Thanks, I had a great solicitor who really seemed to be protecting the best interests of my children but she left the firm.
We were in court yesterday over the children and I have a new solicitor who doesn't seem to work the same way the previous one did.
As you can imagine paying solicitors fees all the time is a massive overhead.
I think I'll have another chat with her about the house and try to establish if she's prepared to work things in favour of the children.

Collaborate Thu 14-Nov-13 06:08:38

I agree with STIDW. Get some formal legal advice.

STIDW Wed 13-Nov-13 23:32:43

You really need independent legal advice because each case turns on the specific facts. Meshers are used when there is no other way to keep a roof over the heads of children but the split of equity doesn't necessarily have to be 50:50 it can be in different proportions. When there isn't a great deal of equity in a property and there another option might be for it all to be transferred to you, particularly as there is another 16 years before the children have grown up.

It all depends on the value of any assets (including pensions) and liabilities held in his/her/joint names, respective incomes, the duration of the marriage, your ages, the children's ages and the average number of nights/week they stay with each parent.

Pumpkinpie11 Wed 13-Nov-13 23:29:13

Thanks redhelen.
The deciding factor for me could then be that if we sell the house now and I rent I would get housing benefit so therefore wouldn't be paying rent.
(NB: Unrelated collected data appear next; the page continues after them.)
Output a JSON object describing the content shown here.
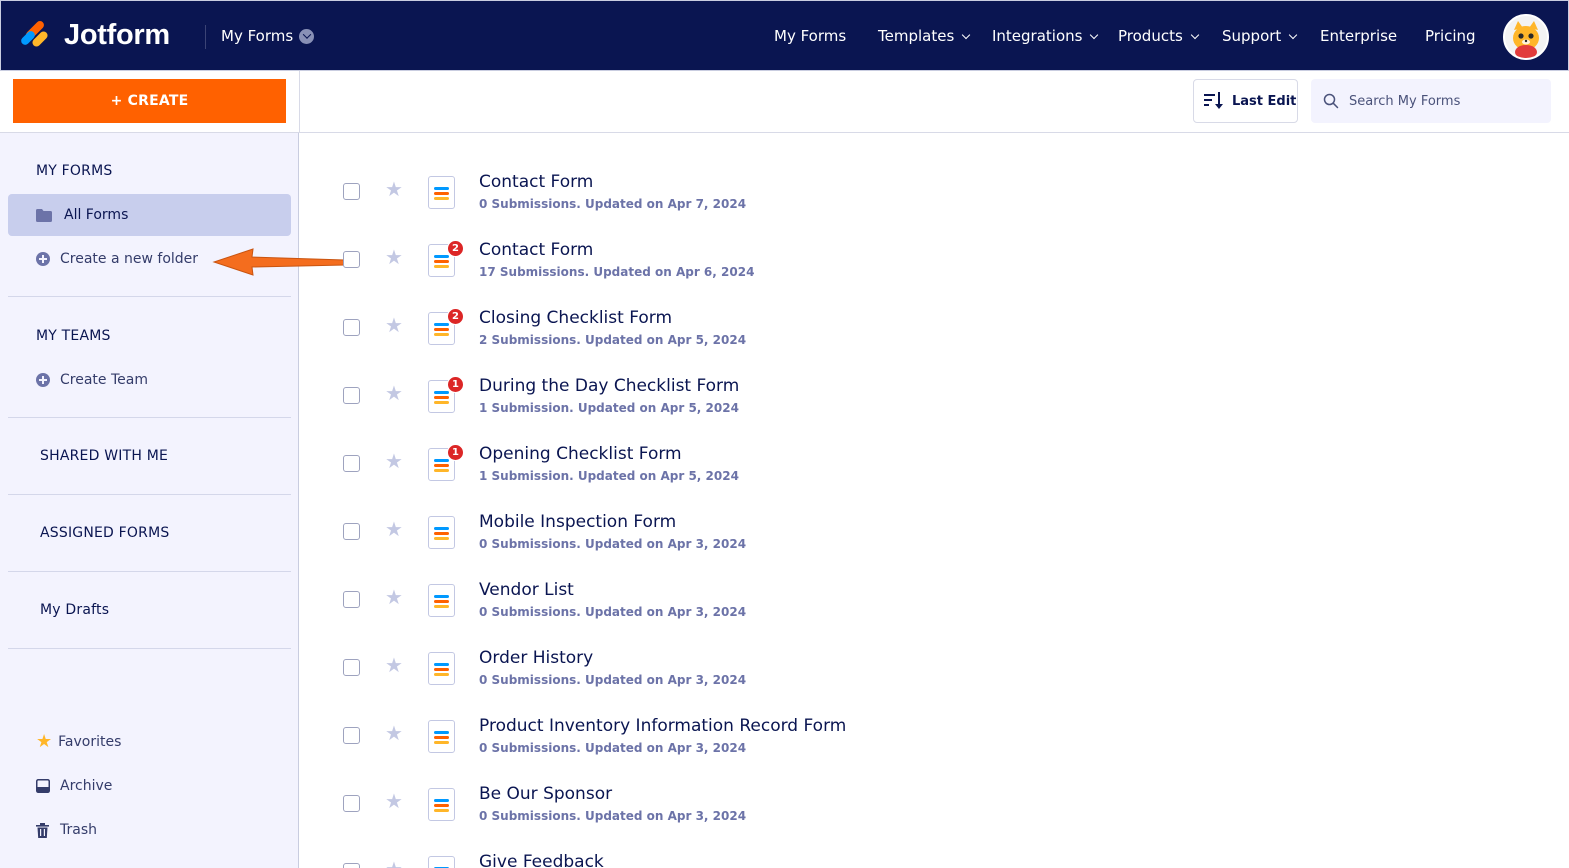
{
  "topbar": {
    "brand": "Jotform",
    "switcher_label": "My Forms",
    "nav": [
      {
        "label": "My Forms",
        "has_dropdown": false
      },
      {
        "label": "Templates",
        "has_dropdown": true
      },
      {
        "label": "Integrations",
        "has_dropdown": true
      },
      {
        "label": "Products",
        "has_dropdown": true
      },
      {
        "label": "Support",
        "has_dropdown": true
      },
      {
        "label": "Enterprise",
        "has_dropdown": false
      },
      {
        "label": "Pricing",
        "has_dropdown": false
      }
    ]
  },
  "actionbar": {
    "create_label": "+ CREATE",
    "sort_label": "Last Edit",
    "search_placeholder": "Search My Forms"
  },
  "sidebar": {
    "my_forms_heading": "MY FORMS",
    "all_forms": "All Forms",
    "create_folder": "Create a new folder",
    "my_teams_heading": "MY TEAMS",
    "create_team": "Create Team",
    "shared_with_me": "SHARED WITH ME",
    "assigned_forms": "ASSIGNED FORMS",
    "my_drafts": "My Drafts",
    "favorites": "Favorites",
    "archive": "Archive",
    "trash": "Trash"
  },
  "forms": [
    {
      "title": "Contact Form",
      "meta": "0 Submissions. Updated on Apr 7, 2024",
      "badge": ""
    },
    {
      "title": "Contact Form",
      "meta": "17 Submissions. Updated on Apr 6, 2024",
      "badge": "2"
    },
    {
      "title": "Closing Checklist Form",
      "meta": "2 Submissions. Updated on Apr 5, 2024",
      "badge": "2"
    },
    {
      "title": "During the Day Checklist Form",
      "meta": "1 Submission. Updated on Apr 5, 2024",
      "badge": "1"
    },
    {
      "title": "Opening Checklist Form",
      "meta": "1 Submission. Updated on Apr 5, 2024",
      "badge": "1"
    },
    {
      "title": "Mobile Inspection Form",
      "meta": "0 Submissions. Updated on Apr 3, 2024",
      "badge": ""
    },
    {
      "title": "Vendor List",
      "meta": "0 Submissions. Updated on Apr 3, 2024",
      "badge": ""
    },
    {
      "title": "Order History",
      "meta": "0 Submissions. Updated on Apr 3, 2024",
      "badge": ""
    },
    {
      "title": "Product Inventory Information Record Form",
      "meta": "0 Submissions. Updated on Apr 3, 2024",
      "badge": ""
    },
    {
      "title": "Be Our Sponsor",
      "meta": "0 Submissions. Updated on Apr 3, 2024",
      "badge": ""
    },
    {
      "title": "Give Feedback",
      "meta": "",
      "badge": ""
    }
  ],
  "colors": {
    "nav_bg": "#0a1551",
    "accent": "#ff6100",
    "sidebar_bg": "#f3f3fe",
    "active_item": "#c8ceed",
    "badge": "#dc2626"
  }
}
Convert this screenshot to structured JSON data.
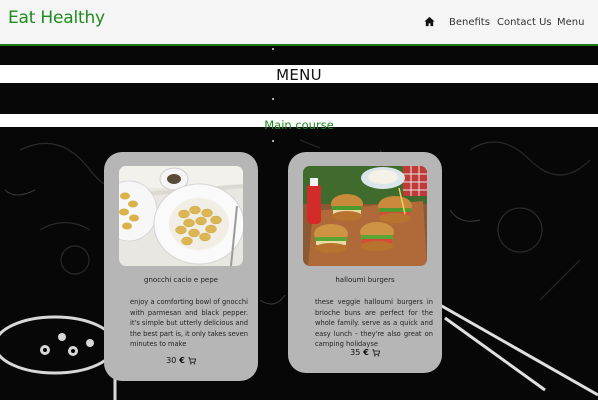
{
  "navbar": {
    "brand": "Eat Healthy",
    "links": [
      "Benefits",
      "Contact Us",
      "Menu"
    ],
    "home_icon": "home-icon"
  },
  "menu": {
    "title": "MENU",
    "section": "Main course"
  },
  "cards": [
    {
      "name": "gnocchi cacio e pepe",
      "description": "enjoy a comforting bowl of gnocchi with parmesan and black pepper. it's simple but utterly delicious and the best part is, it only takes seven minutes to make",
      "price": "30",
      "currency": "€",
      "cart_icon": "cart-icon"
    },
    {
      "name": "halloumi burgers",
      "description": "these veggie halloumi burgers in brioche buns are perfect for the whole family. serve as a quick and easy lunch - they're also great on camping holidayse",
      "price": "35",
      "currency": "€",
      "cart_icon": "cart-icon"
    }
  ],
  "colors": {
    "brand_green": "#1e8b1e",
    "background": "#050505",
    "card": "#b6b6b6"
  }
}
Unfortunately with my daughter's condition it is highly unlikely I will be able to return to work for a good few years as even working around 3-4 medical appointments would be hard before I even get started on physio & sourcing childcare.
It just seems unfair to pay a huge portion of my income out for 16 years so he can have half!

RedHelenB Wed 13-Nov-13 23:16:32

Will depend on other factors tbh. Also on the severity of your dds disability. As for paying the mortgage, that is seen as the equivalent of paying rent. If it is a small percentage of equity when your daughter reaches 18 you will have time to work & save up to buy him out.

Pumpkinpie11 Wed 13-Nov-13 22:06:36

I'm hoping somebody can give me some advice.
My STBXH has stated that he wants a mesher order on the house.
I live here with our 6 children and I am currently not working and paying the mortgage from my tax credits.
I'm wondering how this works because he has not contributed to either the mortgage or upkeep of the house since we split a year ago.
Do I pay for 16 years on my own then he gets half?
My youngest is 2 and has a physical disability. The house is about to be adapted for her use and I'm concerned that when she turns 18 we'll find ourselves homeless without the Capitol or ability to find an adapted house.
Will the courts really make me pay him half after paying the mortgage for 16 years and throw a disabled child out her adapted home?